Tuesday, January 20, 2009

Doggerel #175: "But Woos and Wooism Have Contributed to Science!"

Welcome back to "Doggerel," where I ramble on about words and phrases that are misused, abused, or just plain meaningless.

One popular rhetorical question many of my fellow skeptics are fond of is "How has Creationism contributed to our knowledge of the universe?" Invariably, someone comes along, utterly misses the point, and rattles off a list of scientists who happen to be Creationists.

Imagine this: An computer scientist/engineer designs a revolutionary new type of computer circuit. Within a few decades, the technology grows to the point that it allows the creation of truly intelligent androids, blindingly fast computers, etcetera. Somewhere, a skeptic rhetorically asks, "How has Holocaust denial contributed to our understanding of the world?" and someone pipes up by saying it contributed to great technological advances because that inventor just happened to be a Holocaust denier.

That sounds absurd on its face, doesn't it?

To go back to the Creationism example: Just because some Creationists have contributed to science doesn't mean that Creationism has had any contribution. Scientific theories contribute because they explain how the world works, and allow us to make accurate predictions we can use. Creationism hasn't done that. "It's that way because a random deity felt like making it that way" doesn't help us understand the world. It doesn't make predictions. It doesn't explain why things are this way, but not another.

Let's use an example of a Creationist scientist, Sir Isaac Newton. He also dabbled in alchemy. How has alchemy contributed to our understanding of the world? Now imagine someone who believes everything is made of four elements comes along and says Newton was a scientist. That doesn't make turning lead into gold by chemical reaction any more plausible. The four elements theory doesn't contribute to our understanding of the world. The argument's crap.

When Newton worked out the math for gravitation, studied optics, and contributed to mathematics, he was doing science. He didn't arrive at those things by cloistering himself in a monastery and extract them from the first chunk of a bronze age book. He did it by gathering data and applying math and logic to it.

3 comments:

MWchase said...

Of course, he filtered some of his work on optics through a numerological lens, which is why we have 'seven colors'.

Before some kind of shift happened, the existence of seven colors almost made sense, in that 'blue' used to be blue-green, and 'indigo' used to be blue. Now that blue is blue, indigo is relegated to 'other-blue' and the use of seven colors instead of six bothers me endlessly.</petpeeve>

I'll go out on a limb and say that one non-creationist "theory" didn't contribute anything, either... I saw this on Amazon, maybe linked from here... A book that asserts that all possible genomes formed at once in the primordial ooze, spontaneously giving rise to everything that 'could' live, as all non-viable genomes died off. Off the top of my head, there are at least five things wrong with that idea. (Oxygen atmosphere, different environments, childrearing, fossil record, and the lack of cell membranes in that model.)

Tom Foss said...

Similar to what MWchase said, I seem to recall some situations where people's particular religious beliefs had them devising models based around perfect circles and so forth.

If there's a contribution from religions and woo, it's similar to the contributions from any mistaken model of reality: they were useful because they suggested testable hypotheses which were tested and shown to be incorrect.
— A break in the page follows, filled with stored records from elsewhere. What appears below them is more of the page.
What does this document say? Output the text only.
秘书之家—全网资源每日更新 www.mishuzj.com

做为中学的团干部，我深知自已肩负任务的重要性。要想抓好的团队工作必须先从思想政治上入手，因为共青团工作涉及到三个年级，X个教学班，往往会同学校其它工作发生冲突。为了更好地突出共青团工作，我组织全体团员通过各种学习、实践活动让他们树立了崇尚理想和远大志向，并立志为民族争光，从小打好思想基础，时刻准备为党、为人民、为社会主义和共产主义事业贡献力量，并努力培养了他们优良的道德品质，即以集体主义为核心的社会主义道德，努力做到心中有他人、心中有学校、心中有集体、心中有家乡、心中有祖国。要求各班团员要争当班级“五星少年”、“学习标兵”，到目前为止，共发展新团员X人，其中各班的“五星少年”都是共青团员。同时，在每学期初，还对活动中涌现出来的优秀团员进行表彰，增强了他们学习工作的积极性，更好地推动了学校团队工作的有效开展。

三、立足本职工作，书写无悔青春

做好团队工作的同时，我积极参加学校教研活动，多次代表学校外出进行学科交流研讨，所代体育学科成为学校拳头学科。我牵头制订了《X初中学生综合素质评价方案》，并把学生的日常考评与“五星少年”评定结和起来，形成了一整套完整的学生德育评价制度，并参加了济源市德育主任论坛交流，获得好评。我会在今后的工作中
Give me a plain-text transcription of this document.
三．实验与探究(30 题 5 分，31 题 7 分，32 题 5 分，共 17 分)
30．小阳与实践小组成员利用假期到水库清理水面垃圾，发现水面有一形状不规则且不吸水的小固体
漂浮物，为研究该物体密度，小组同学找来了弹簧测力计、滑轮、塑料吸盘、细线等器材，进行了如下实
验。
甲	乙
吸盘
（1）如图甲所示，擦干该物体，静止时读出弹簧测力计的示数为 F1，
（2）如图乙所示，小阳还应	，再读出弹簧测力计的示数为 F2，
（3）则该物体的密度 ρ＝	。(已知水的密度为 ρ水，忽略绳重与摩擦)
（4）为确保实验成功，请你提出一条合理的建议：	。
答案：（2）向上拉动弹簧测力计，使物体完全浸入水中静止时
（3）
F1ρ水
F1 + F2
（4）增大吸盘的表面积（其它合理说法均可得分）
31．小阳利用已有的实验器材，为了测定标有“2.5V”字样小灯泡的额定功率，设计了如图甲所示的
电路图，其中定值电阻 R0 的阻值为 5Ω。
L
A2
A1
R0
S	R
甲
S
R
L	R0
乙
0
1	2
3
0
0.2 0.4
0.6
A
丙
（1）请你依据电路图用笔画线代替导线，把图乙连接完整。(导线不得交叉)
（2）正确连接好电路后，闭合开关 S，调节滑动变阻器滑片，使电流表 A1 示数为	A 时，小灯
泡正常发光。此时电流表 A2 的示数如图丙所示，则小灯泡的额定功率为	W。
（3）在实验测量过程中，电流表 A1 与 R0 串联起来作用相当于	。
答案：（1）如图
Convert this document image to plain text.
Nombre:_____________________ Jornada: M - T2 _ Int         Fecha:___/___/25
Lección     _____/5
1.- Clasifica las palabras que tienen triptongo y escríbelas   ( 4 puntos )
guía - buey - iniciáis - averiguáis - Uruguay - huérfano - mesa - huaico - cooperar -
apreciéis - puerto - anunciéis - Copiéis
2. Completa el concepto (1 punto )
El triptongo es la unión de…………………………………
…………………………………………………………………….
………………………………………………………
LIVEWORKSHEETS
People's particular Plato-influenced Christianities told them that the worlds had to orbit in perfect spheres, and they tested and modified that model until it fell apart under the strain of anomalies. Woo has contributed avenues of research that might otherwise have gone unexamined, but so far none have really panned out, and the useful knowledge we've gleaned is "this model's wrong."

MWchase said...

Right, Kepler. And more starkly, Euclidean geometry. It's mostly used as an easy-to-understand framework for teaching logical rigor, and we keep up that because it's good at that, unlike the associated mysticism.